Im März 1952 behandelte Mogens Bjørneboe ein neugeborenes Kind mit angeborenem Tetanus. Es wusste von Ibsens Fähigkeiten und bot ihm eine Zusammenarbeit an. Ibsen curarisierte und beatmete das Kind manuell mit einem Beatmungsbeutel. Das Kind erholt sich schnell. Ibsen zögerte jedoch, eine Langzeit-Curarisierung durchzuführen. Das Kind begann schnell wieder zu verkrampfen und starb kurz danach. Dies war für Ibsen ein Schlüsselerlebnis. Er begann, die in den USA erlernten Methoden und Theorien teilweise in Frage zu stellen.

Am 26.08.1952 wurde ein schwerkrankes 12-jähriges Mädchen eingeliefert, welches an schwerer Poliomyelitis litt. Ihre Beine, Arme sowie die Atemmuskulatur waren bereits teilweise gelähmt. Das Mädchen hatte eine fast vollständig zugeschleimte Lunge und drohte kurzfristig am eigenen Speichel zu ersticken. Am 27.08.1952 unternahm Ibsen unter den Augen des Ärzteteams die Behandlung der Patientin. Zunächst führt der HNO-Arzt Falbe-Hansen mittels örtlicher Betäubung eine Tracheotomie durch. Dabei geriet das Kind in Atemnot und Panik und konnte von Ibsen zunächst nicht intubiert werden. Ibsen entschloss daher, das Kind in ein künstliches Koma zu versetzen. Ibsen’s Kollegen nahmen daraufhin an, dass die Behandlung gescheitert war und verließen den Saal. Ibsen saugte zunächst den Lungenschleim ab und unternahm anschließend die manuelle Beatmung der Patientin mittels eines mit Sauerstoff gefüllten Blasebalgs. Die zurückgekehrten Kollegen stellten fest, dass Ibsen die Patientin beatmen konnte und die Lungen fast schleimfrei waren.

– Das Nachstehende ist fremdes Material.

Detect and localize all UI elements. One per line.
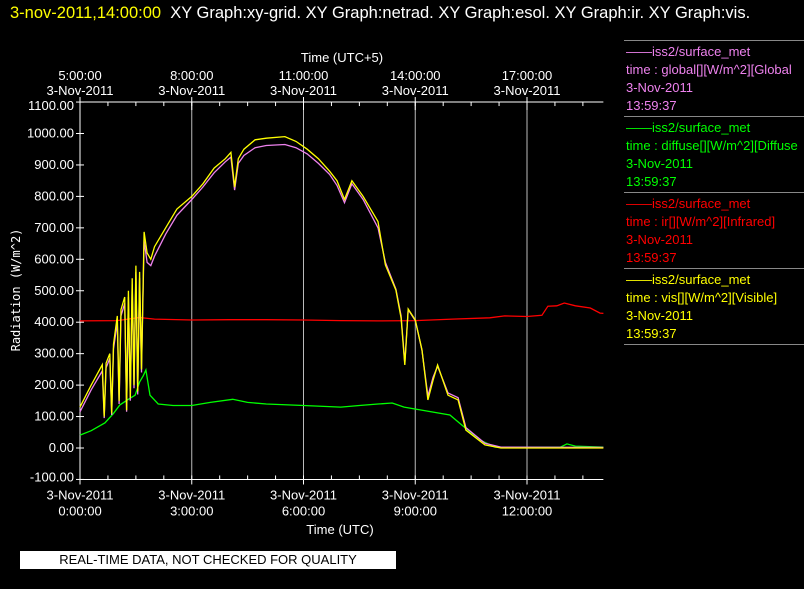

Das Experiment demonstrierte, dass die bisherige Standardbehandlung mit Unterdruckbeatmung zu hohen CO2-Werte in der Ausatmungsluft führte, auch wenn die Sauerstoffsättigung im Blut zufriedenstellend war. Außerdem wurden die Symptome einer CO2-Erhöhung erkennbar gemacht: Bluthochdruck und eine nasskalte und schwitzende Haut. Obwohl die Symptome bereits bekannt waren, wurde der Zusammenhang mit dem CO2-Gehalt im Blut nicht erkannt.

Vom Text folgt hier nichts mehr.